Issue #2 is the clip. No clip came with the cap, just a stub that used to be a clip. Now what? Well, nothing else to do until an appropriately sized Z-clip come by. And one finally did, thankfully not costing me a lot like a seller on ebay wants for one. And it came with a nice "C" engraving. "C" for Cold Bond?
Okay, so now I had to borrow the inner cap puller from my FP restoration "master" and after soaking the cap for a few days, I finally were able to get the old inner cap out. Old clip stub out, new Z-clip in, and reinstall the inner cap with a lot of fitting and careful tapping. Careful is the key here, because one tap too many, I can crack the cap from the inside. Game over.

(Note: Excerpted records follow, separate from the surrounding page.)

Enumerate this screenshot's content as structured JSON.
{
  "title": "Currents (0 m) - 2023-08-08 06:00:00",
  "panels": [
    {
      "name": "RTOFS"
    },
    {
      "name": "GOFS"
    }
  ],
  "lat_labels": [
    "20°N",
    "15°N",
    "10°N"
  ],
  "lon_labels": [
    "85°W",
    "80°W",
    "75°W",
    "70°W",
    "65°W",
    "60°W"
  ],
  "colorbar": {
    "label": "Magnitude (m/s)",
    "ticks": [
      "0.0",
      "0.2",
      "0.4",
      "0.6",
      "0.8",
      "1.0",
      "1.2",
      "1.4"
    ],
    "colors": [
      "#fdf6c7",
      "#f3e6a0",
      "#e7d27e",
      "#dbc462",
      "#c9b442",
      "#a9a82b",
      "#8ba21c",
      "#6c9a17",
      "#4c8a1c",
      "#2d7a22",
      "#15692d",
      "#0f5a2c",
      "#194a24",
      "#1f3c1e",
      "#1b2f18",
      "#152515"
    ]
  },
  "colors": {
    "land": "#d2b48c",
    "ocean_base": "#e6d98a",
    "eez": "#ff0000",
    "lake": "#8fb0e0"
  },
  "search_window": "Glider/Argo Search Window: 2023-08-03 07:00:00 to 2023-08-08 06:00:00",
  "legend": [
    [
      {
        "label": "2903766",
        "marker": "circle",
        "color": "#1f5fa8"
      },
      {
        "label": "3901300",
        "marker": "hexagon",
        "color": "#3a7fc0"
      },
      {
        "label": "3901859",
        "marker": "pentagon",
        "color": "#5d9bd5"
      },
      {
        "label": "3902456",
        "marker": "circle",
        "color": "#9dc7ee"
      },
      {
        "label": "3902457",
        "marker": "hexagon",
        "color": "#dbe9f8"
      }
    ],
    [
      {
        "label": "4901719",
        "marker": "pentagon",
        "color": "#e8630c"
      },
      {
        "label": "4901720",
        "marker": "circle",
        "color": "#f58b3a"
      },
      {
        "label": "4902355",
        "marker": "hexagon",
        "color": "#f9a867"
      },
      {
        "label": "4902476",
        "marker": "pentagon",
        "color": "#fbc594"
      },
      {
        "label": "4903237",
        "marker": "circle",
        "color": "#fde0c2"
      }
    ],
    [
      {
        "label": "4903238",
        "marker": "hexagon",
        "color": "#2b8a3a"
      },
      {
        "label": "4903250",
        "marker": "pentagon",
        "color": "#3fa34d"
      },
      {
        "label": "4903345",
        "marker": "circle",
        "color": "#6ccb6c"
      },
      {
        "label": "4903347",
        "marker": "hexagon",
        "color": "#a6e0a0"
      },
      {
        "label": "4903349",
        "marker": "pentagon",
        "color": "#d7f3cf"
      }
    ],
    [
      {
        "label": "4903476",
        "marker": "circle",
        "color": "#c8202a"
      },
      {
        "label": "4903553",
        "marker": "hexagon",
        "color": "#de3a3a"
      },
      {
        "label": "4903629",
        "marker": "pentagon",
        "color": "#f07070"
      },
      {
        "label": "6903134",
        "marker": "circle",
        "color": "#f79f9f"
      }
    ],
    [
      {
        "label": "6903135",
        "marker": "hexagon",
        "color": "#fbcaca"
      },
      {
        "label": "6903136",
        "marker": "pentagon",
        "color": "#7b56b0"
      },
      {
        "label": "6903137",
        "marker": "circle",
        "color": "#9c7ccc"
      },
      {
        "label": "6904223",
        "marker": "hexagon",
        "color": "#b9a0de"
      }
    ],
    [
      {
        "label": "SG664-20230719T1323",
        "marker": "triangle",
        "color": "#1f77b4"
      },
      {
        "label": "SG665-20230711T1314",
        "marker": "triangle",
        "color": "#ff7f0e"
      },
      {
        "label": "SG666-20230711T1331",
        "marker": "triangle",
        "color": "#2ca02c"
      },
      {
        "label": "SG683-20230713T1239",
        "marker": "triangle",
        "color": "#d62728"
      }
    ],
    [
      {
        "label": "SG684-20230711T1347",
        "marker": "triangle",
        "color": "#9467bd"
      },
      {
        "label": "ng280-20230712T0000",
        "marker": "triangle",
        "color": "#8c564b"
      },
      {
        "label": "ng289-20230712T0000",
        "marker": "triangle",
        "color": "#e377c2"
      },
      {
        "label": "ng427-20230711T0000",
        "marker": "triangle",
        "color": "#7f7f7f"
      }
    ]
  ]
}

Back to Issue #1, what section will fit this beast? I tried about 10 different sections and modify 3 of them only to end up with non-satisfying creaky fit.
Fast forward to last week, enter the Morrison's 14K nib in a heavily stained Mandarin yellow barrel with no cap <--- it's amazing that the nib survived without a cap in the middle of basically a heap of junk, it was snuck up inside a batch of battered and broken bunch of pens I got from ebay. I didn't even remember seeing this pen in the photo. But the moment I hold the section, I knew I can use it for the Gold Beast. Some quality moments with the lathe later:
It fits like the glass shoe on Cinderella now.
So now the 64K question is: Why draw gold bars in the writing sample?
I don't know, Gold Bond, Gold Bar... not enough coffee?